Parmi les verbes mutatifs-limitatifs n’autorisant pas la formation d’un passif-bilan, il en est qui spécifient non pas la manière dont se déroule le procès mais l’instrument utilisé pour accomplir le procès504. En fait foi le lexème verbal « pinseln » qu’il convient de comparer à « malen ». Ces deux verbes ont pour point commun de créer leur objet, c’est-à-dire de le faire passer d’une non-existence à une existence, mais tandis que la construction attributive « sein + participe II » est envisageable avec le verbe « malen » (« Das Bild ist gemalt »), elle ne l’est pas avec « pinseln » (*« Das Bild ist gepinselt »). Nous ne saurions dire s’il faut mettre l’impossibilité de former le passif-bilan sur le seul compte de l’intégration de l’instrument dans le prédicat et considérer que l’indication de l’instrument a pour effet d’imposer la perspective processuelle en suscitant la représentation mentale de l’agent ou bien s’il faut faire intervenir dans l’explication la nuance péjorative dont se double le verbe « pinseln » en sous-entendant que le travail est mal fait (indication de manière). Une chose est sûre en tout cas. Pour que l’indication instrumentale soit compatible avec la construction attributive « sein + participe II », il faut qu’elle apporte une information observable à l’oeil nu par l’allocuté :

  • Das Papier war liniert, eine aus einem Schreibheft herausgerissene und glattgeschnittene Seite. Der Gruß stand ganz oben und füllte drei Zeilen. Er war mit blauem, schmierendem Kugelschreiber geschrieben. Hanna hatte den Stift mit viel Kraft geführt ; die Schrift drückte auf die Rückseite durch. (V, p.177)

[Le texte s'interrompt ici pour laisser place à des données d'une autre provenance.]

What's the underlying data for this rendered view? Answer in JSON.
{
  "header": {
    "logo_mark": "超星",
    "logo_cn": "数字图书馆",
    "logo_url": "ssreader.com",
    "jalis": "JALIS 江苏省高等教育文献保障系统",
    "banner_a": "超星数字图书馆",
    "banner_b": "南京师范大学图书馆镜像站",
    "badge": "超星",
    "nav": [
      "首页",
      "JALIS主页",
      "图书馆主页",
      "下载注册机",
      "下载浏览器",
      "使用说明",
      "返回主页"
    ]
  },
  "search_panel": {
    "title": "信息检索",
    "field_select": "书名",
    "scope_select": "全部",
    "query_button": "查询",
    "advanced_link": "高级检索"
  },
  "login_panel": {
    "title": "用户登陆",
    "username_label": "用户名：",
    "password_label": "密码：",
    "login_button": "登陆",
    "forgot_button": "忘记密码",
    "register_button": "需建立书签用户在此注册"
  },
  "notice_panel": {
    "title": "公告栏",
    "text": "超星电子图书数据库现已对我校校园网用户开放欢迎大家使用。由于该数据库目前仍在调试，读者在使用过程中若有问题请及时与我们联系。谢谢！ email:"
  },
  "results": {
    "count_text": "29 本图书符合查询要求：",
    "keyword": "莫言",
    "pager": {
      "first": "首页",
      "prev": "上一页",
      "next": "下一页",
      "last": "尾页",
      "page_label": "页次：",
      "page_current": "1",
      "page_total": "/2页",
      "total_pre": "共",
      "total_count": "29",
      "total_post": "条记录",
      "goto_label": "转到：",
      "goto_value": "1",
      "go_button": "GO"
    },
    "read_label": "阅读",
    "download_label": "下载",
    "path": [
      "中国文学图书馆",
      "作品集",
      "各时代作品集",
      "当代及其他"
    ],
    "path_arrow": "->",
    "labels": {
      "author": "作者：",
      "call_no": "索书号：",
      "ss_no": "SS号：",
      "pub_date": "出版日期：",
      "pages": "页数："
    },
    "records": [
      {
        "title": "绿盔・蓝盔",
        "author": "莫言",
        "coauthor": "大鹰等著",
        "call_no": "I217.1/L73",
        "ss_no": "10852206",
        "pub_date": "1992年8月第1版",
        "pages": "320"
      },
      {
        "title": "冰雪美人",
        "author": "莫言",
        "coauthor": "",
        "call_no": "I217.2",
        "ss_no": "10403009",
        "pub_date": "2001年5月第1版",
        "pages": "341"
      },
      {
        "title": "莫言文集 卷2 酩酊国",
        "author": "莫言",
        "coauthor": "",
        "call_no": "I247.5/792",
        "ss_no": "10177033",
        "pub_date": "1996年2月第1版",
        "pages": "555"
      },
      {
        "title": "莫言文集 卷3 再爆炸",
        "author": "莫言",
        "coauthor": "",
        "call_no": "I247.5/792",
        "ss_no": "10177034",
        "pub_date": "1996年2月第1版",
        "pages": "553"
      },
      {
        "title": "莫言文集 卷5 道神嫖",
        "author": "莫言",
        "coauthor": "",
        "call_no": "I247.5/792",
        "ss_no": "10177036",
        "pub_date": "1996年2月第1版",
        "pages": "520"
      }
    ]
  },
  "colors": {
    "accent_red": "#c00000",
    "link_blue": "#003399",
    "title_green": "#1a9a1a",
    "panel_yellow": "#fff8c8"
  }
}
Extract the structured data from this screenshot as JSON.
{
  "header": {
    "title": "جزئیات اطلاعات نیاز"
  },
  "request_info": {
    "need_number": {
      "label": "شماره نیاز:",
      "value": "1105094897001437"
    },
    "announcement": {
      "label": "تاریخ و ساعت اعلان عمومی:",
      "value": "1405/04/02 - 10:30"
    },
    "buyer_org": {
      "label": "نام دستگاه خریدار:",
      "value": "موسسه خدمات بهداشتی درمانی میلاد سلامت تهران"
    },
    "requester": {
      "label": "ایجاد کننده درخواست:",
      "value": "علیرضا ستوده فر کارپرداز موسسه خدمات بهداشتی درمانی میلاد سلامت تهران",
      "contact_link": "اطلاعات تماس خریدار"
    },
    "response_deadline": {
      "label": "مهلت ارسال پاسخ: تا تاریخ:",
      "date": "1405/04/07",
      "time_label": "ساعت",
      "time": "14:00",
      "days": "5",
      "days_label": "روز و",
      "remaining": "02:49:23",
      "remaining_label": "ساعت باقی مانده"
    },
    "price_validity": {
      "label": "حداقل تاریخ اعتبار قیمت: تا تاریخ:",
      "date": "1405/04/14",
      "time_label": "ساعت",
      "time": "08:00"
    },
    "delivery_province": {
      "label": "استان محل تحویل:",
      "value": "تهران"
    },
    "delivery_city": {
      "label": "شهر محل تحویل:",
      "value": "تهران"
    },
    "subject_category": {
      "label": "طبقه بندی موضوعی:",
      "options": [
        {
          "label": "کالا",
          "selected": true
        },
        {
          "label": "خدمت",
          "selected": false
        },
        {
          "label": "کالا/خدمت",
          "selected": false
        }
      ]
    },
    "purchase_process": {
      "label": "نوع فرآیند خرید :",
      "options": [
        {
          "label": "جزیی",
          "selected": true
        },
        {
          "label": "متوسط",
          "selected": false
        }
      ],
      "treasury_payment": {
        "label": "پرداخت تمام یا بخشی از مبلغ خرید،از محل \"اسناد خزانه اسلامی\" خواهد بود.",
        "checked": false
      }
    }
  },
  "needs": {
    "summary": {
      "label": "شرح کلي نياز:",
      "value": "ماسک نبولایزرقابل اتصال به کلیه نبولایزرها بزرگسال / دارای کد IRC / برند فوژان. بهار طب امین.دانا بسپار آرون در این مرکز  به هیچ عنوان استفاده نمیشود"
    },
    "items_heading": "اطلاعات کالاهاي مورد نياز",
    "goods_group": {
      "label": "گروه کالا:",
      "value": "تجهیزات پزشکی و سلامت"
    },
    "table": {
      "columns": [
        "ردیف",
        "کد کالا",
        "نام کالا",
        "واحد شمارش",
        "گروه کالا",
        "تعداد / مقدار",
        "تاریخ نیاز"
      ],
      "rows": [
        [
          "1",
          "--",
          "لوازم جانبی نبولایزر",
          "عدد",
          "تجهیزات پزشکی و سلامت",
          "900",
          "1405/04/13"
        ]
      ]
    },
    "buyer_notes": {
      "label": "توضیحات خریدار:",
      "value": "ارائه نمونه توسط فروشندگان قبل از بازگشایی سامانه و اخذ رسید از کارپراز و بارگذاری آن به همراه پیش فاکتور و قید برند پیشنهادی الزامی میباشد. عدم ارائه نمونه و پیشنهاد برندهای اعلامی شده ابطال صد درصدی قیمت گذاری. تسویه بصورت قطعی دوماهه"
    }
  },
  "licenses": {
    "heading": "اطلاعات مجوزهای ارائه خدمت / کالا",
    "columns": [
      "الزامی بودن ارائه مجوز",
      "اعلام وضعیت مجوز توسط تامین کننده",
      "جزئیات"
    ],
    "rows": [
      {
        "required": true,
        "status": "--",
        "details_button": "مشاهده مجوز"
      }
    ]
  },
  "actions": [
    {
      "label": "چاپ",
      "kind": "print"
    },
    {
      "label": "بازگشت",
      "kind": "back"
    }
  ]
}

  • Die Farben waren mit einem Spachtel stellenweise so dick aufgetragen, daß Stücke von der Leinwand abstanden. (B, p.40)

Des observations qui viennent d’être faites, il ressort clairement que les verbes dont l’aspect interne est mutatif-limitatif sont difficilement compatibles en structure « sein + participe II » avec les compléments imposant une image processuelle. L’indication de l’agent humain fait partie des compléments invalidant partiellement le choix de la perspective de bilan. Elle viole la maxime de quantité de Grice en constituant un « trop d’information ». Pour qu’elle ne soit pas ressentie comme non pertinente, il faut que le paramètre « identité » l’emporte sur le paramètre « agentivité ». Comme le fait remarquer M. Vuillaume, la phrase « Der Brief war vom Direktor unterschrieben » paraît tout à fait naturelle car l’état de la lettre « révèle immédiatement l’identité de l’agent »505. L’énoncé « Der Brief war vom Direktor geschrieben » présente un degré d’acceptabilité moindre par rapport à « Der Brief war vom Direktor unterschrieben ». La raison en est que l’identité de l’agent transparaît moins facilement dans son écriture que dans sa signature. Dès lors que le procès ne permet pas d’identifier à coup sûr l’agent qui l’effectue, la perspective de bilan semble exclue. Dire ainsi qu’une lettre est chiffonnée ne laisse en rien préjuger de l’identité de la personne qui a chiffonné la lettre : *« Der Brief war vom Direktor zerknüllt ». Il en va de même si la lettre est détruite car avec la lettre disparaît toute trace visible permettant d’identifier l’auteur de l’acte : *« Der Brief war vom Direktor vernichtet ». G. Helbig rejette sur le sémantisme du verbe l’impossibilité de former le passif-bilan en présence d’un agent humain. Il estime que le verbe ne doit pas affecter profondément l’objet logique506. A nos yeux, ce n’est pas la relation que le verbe entretient avec l’objet logique qui importe mais celle qu’il entretient avec le sujet logique.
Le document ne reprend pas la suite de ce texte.